По-французски писал он так: Ecri a oncle a propos parade… les nouvelles sont mauvaisent», а по-русски: «Сидим за субботиным столом и едим батвению» и так далее в таком роде.
Говорят, к концу жизни его характер исправился, но в 1870 году и гораздо позднее он являлся настоящим потомком Павла I. Я знал в Петербурге офицера, шведа по происхождению (родом из Финляндии), которого командировали в Соединенные Штаты заказать ружья для русской армии. Во время аудиенции цесаревич дал полный простор своему характеру и стал грубо говорить с офицером. Тот, вероятно, ответил с достоинством. Тогда великий князь пришел в настоящее бешенство и обругал офицера скверными словами. Офицер принадлежал к тому типу вполне верноподданных людей, держащихся, однако, с достоинством, какой часто встречается среди шведских дворян в России. Он немедленно ушел и послал цесаревичу письмо, в котором требовал, чтобы Александр Александрович извинился. Офицер прибавлял, что если через двадцать четыре часа извинения не будет, то застрелится. Это был род японской дуэли. Александр Александрович не извинился, и офицер сдержал свое слово. Я видел его у моего близкого друга в тот день, когда он ежеминутно ждал, что прибудет извинение. На другой день его не было в живых. Александр II очень рассердился на сына и приказал ему идти за гробом офицера вплоть до могилы; но даже и этот страшный урок не излечил молодого человека от романовской надменности и запальчивости.
Во время польской революции пробудился в нем деспот, и, подстрекаемый Катковым, он не нашел другого выхода, как виселицы, так точно и теперь, следуя внушениям того же злого гения — Каткова, он ничего не придумал, кроме назначения особых генерал-губернаторов с полномочием вешать.
Тогда, и только тогда, горсть революционеров — Исполнительный Комитет, поддерживаемый, однако, растущим недовольством среди образованных классов и даже среди приближенных к царю, объявил ту войну самодержавию, которая, после нескольких неудачных покушений, закончилась в 1881 году смертью Александра II.
Два человека жили в Александре II, и теперь борьба между ними, усиливавшаяся с каждым годом, приняла трагический характер.
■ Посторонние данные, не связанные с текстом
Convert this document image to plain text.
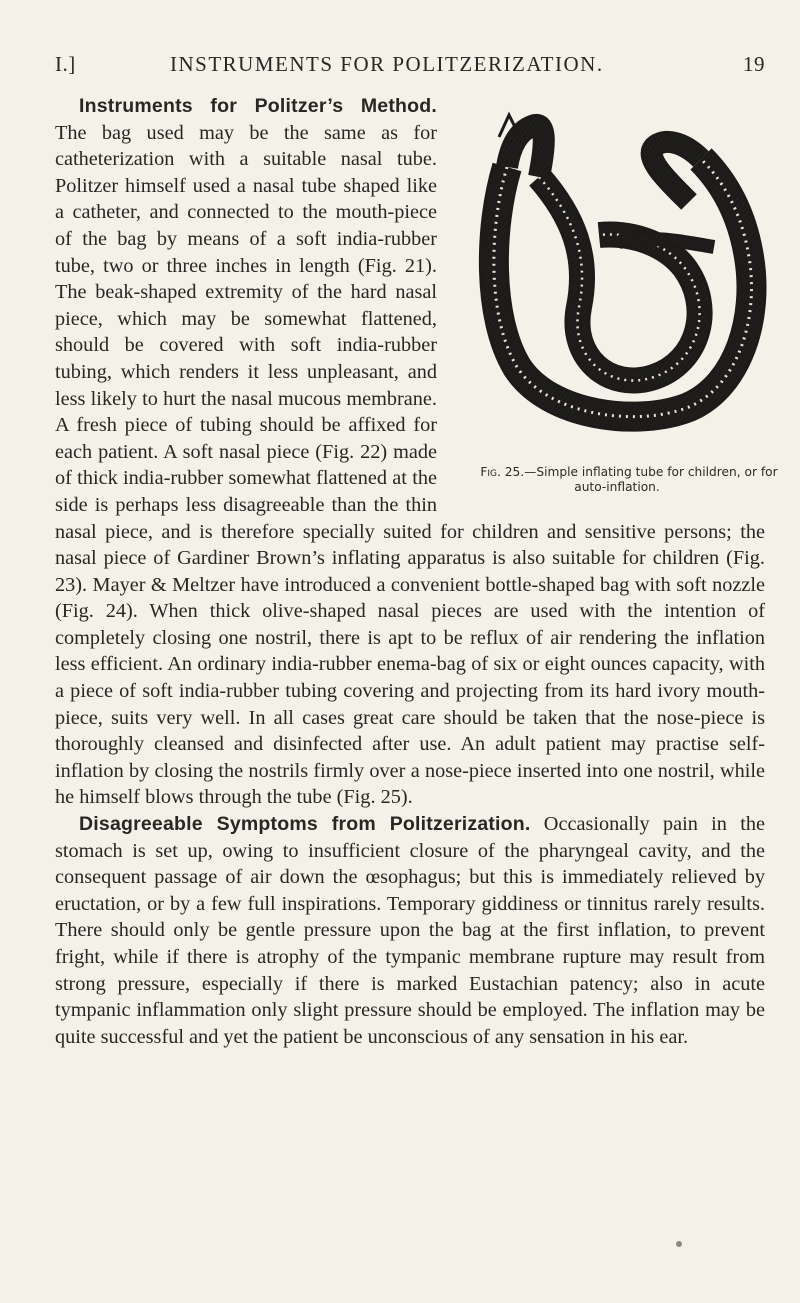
I.]	INSTRUMENTS FOR POLITZERIZATION.	19

Fig. 25.—Simple inflating tube for children, or for auto-inflation.
Instruments for Politzer’s Method. The bag used may be the same as for catheterization with a suitable nasal tube. Politzer himself used a nasal tube shaped like a catheter, and connected to the mouth-piece of the bag by means of a soft india-rubber tube, two or three inches in length (Fig. 21). The beak-shaped extremity of the hard nasal piece, which may be somewhat flattened, should be covered with soft india-rubber tubing, which renders it less unpleasant, and less likely to hurt the nasal mucous membrane. A fresh piece of tubing should be affixed for each patient. A soft nasal piece (Fig. 22) made of thick india-rubber somewhat flattened at the side is perhaps less disagreeable than the thin nasal piece, and is therefore specially suited for children and sensitive persons; the nasal piece of Gardiner Brown’s inflating apparatus is also suitable for children (Fig. 23). Mayer & Meltzer have introduced a convenient bottle-shaped bag with soft nozzle (Fig. 24). When thick olive-shaped nasal pieces are used with the intention of completely closing one nostril, there is apt to be reflux of air rendering the inflation less efficient. An ordinary india-rubber enema-bag of six or eight ounces capacity, with a piece of soft india-rubber tubing covering and projecting from its hard ivory mouth-piece, suits very well. In all cases great care should be taken that the nose-piece is thoroughly cleansed and disinfected after use. An adult patient may practise self-inflation by closing the nostrils firmly over a nose-piece inserted into one nostril, while he himself blows through the tube (Fig. 25).

Disagreeable Symptoms from Politzerization. Occasionally pain in the stomach is set up, owing to insufficient closure of the pharyngeal cavity, and the consequent passage of air down the œsophagus; but this is immediately relieved by eructation, or by a few full inspirations. Temporary giddiness or tinnitus rarely results. There should only be gentle pressure upon the bag at the first inflation, to prevent fright, while if there is atrophy of the tympanic membrane rupture may result from strong pressure, especially if there is marked Eustachian patency; also in acute tympanic inflammation only slight pressure should be employed. The inflation may be quite successful and yet the patient be unconscious of any sensation in his ear.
Когда он встретился с Соловьевым, который выстрелил в него и промахнулся, Александр II сохранил присутствие духа настолько, что побежал к ближайшему подъезду не по прямой линии, а зигзагами, покуда Соловьев продолжал стрелять. Таким образом он остался невредимым. Одна пуля только слегка разорвала шинель. В день своей смерти Александр II тоже проявил несомненное мужество.
Перед действительной опасностью он был храбр, но он беспрерывно трепетал пред призраками, созданными его собственным воображением. Единственно, чтобы охранить свою императорскую власть, он окружил себя людьми самого реакционного направления, которым не было никакого дела до него, а просто нужно было удержать свои выгодные места.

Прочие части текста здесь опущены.